At the end of 2015 by the Bank of Portugal, faced with the capital necessities of Novo Banco, decided to retransfer responsibility for five lines of senior bonds of BES – which, at the time of the resolution measure in August 2014, had antiquated to Novo Banco – back to the “bad bank”, which kept the toxic assets.

In a statement released at the time, the BdP explained that this measure was “top-priority to ensure that the losses of BES are absorbed first by the shareholders and creditors of that institution and not by the banking system or taxpayers”.

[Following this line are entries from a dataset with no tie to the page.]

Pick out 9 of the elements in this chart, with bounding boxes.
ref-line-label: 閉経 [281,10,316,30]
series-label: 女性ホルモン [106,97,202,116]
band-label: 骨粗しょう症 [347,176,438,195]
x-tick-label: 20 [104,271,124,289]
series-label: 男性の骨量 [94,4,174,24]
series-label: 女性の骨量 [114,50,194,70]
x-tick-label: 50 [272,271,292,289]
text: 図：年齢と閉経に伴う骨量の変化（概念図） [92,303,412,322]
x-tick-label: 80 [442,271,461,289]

The supervisor then added that “the piece of these issues was based on reasons of public interest and was aimed at safeguarding financial stability and ensuring compliance with the aims of the resolution dispense applied to BES”, protecting “all depositors, creditors for services rendered and other categories of ordinary creditors”.

However, the institutional investors holding these cements accuse the BdP of discrimination by nationality, claiming that the five lines chosen by the regulator were “held by foreign investors, not Portuguese” and “the only anybodies managed by Portuguese law and not by Portuguese law international law”.

“In six years, we do not indicate as to when this case will be resolved, and the Portuguese justice system is extremely politicised. We dearth to recover the more than €2bn that was taken from us. The interests of investors must be protected, and we must ask the Portuguese government to solve the Novo Banco unruly as soon as possible. This is what many investors are waiting for,” argued Recover Portugal.

Stressing that it is “important for the European Commission and all fellows to put pressure on these unresolved cases”, the group considers it “unacceptable that investors have been expropriated, without any solution so far”.